If I was a CEO or leader I would find someone to audit myself (and keep the results secret :) ).
I think that CEOs that need to rely on seperate management consultants and audits are in the wrong job. Great leaders are able to dig into the details, will force teams to build metrics that track actual progress, and will find ways to cross chess their facts.
This comment of yours implies that VW top management knew, or that they are incompetent. Not disagreeing, just pointing this out.
I saw your fantastic AWS talks. I know what you mean by “digging in”. You did that.
Maybe it’s more difficult to inspect everything important by yourself in a car company because cars are so complicated. At some point you have to stop and rely on others to a significant extent.
Yup, your right. I really do think that it’s a management responsibility to dig in, really know the details, ask lots of questions, and to cross reference and audit everthing. I agree the automotive business is complex but so is nuclear power, bridge construction, aircraft building, and numerous other engineering disciplines. In my opinion, it’s a senior management responsibility to drive a culture where the right thing happens, there is a deep mesh of metrics to catch non-performance or shaved corners and, after that, to ask deep questions with many cross references to detect problem areas, staffing problems, or poor leadership early.

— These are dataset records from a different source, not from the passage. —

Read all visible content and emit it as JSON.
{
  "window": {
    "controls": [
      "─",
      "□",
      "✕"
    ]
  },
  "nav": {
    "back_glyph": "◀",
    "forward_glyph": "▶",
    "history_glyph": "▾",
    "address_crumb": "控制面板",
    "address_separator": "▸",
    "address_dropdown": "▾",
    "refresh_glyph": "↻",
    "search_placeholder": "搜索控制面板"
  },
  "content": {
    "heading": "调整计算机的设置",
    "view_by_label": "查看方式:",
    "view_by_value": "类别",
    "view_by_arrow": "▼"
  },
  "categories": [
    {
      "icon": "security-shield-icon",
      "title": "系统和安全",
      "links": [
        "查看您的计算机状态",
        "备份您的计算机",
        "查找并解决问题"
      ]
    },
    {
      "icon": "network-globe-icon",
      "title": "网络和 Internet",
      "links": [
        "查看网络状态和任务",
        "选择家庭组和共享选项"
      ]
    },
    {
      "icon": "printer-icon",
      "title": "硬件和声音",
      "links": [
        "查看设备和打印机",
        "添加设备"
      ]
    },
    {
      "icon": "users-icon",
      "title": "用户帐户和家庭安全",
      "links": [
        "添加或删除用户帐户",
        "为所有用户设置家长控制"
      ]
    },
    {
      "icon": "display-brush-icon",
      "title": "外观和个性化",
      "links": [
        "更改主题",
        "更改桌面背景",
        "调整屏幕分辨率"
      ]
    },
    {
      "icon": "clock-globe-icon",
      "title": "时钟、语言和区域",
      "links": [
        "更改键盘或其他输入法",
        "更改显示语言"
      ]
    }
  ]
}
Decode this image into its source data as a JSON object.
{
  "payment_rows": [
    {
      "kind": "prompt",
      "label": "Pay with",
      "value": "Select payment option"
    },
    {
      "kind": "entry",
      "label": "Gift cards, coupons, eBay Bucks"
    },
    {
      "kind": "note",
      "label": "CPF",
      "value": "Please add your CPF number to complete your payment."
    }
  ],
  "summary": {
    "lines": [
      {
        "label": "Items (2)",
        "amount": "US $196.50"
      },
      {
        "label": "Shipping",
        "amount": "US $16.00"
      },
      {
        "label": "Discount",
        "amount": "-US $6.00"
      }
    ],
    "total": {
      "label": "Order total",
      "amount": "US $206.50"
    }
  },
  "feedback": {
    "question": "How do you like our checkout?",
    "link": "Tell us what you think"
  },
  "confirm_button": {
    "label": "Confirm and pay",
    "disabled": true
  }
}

I see you’re a fan of many metrics (as opposed to a few “KPIs” which is also sometimes advocated). Would be interesting to hear your thoughts on that in a blog post should the occasion arise.
Great content here, thanks!
Also, the regulatory testing made it very easy to cheat because they always used a fixed procedure and never tried a real drive. Makes you wonder if there were people there in on the scam.
I heard that it’s an open industry secret that all car makers cheat such metrics. If true that implies that the regulators are in.
Don’t forget that age old saying: “Never attribute to malice that which is adequately explained by stupidity.”
There is no question that regulators have a far too narrow a measure but I suspect they are not part of a secret cover up. Just poor testing methodology and the difficult of getting government policy updated.